The Advantages of a Carburetor

"Carburetors will become obsolete in seven to eight years." That's what Jim McFarland said in the February 2009 issue of Car Craft, and the auto industry has been echoing that sentiment for some time now, more than 20 years, in fact. While there may be newer and more sophisticated options, there may never be one to match the carburetor for versatility and performance at anything approaching its cost.

Cheaper to Buy

  • Above and beyond all else, the carburetor's trump card is its low cost of buy-in, maintenance and modification. Consider this: an Edelbrock 3520 Pro-Flo XT electronic fuel injection kit (complete with manifold, injectors and fuel pump) retails for about $3,900 as of October 2010 and can support about 450 horsepower. A comparable Edelbrock Performer RPM carburetor and intake manifold package capable of supporting the same horsepower will run you under $850. That epic price gap is fairly representative of the automotive aftermarket, where a full EFI (electronic fuel injection) package will typically run four to five times more than its carbureted equivalent.

Cheaper to Tune

  • On the high end, a carburetor re-jetting kit might cost you as much as $50; the average computer chip with a pre-installed fuel map costs more than $200. Here's what you get for your $200: a fuel map calibrated to exactly the specs that you gave the manufacturer without any margin for error when applied to future modifications. To change the program, you'll need to either send the chip back to the manufacturer or buy a tuner or tuning software for about $500. To adjust for modifications with a carburetor, you simply swap in a few new needle valves and jets from your kit.

Easier to Tune

  • The only difference in difficulty between tuning a carburetor and tuning an EFI system is that you can tune an EFI setup without ruining your manicure. But make no mistake: what difficulty EFI lacks in terms of manual labor it more than makes up for in complexity and a lack of margin for error. The carburetor's much-maligned lack of precision works to its benefit, increasing the margin of error far past what more finicky fuel systems could tolerate.

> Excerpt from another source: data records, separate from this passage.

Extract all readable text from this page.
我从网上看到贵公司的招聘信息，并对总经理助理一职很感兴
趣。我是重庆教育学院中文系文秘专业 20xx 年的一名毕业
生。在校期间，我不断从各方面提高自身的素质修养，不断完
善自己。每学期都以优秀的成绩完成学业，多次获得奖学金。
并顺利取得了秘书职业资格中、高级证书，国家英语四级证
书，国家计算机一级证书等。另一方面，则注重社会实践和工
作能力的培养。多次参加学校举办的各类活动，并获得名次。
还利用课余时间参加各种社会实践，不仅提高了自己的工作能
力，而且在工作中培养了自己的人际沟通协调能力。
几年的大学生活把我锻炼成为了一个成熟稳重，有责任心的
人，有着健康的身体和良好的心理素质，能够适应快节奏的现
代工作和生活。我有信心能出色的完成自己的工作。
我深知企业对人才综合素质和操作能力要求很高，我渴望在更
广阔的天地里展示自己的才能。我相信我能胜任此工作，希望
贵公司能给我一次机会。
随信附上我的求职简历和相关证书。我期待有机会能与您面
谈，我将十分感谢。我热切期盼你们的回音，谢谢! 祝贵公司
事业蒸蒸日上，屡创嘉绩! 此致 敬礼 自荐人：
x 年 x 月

Works with Forced Induction

  • Electronic fuel injection was, in large part, developed to enhance the viability of smaller displacement, turbocharged engines in replacing the fuel-hungry V8s of decades before. While fuel injection is still better suited to this task than carburetors, modern engineering and advancements in carb design have made these mechanical fuel mixers quite competitive with fuel injection in terms of drivability, flexibility under boost and reliability. Quite aside from that, the aftermarket offers a number of electronic fuel enrichment systems that help to close the gap even further between carburetors and fuel injection systems.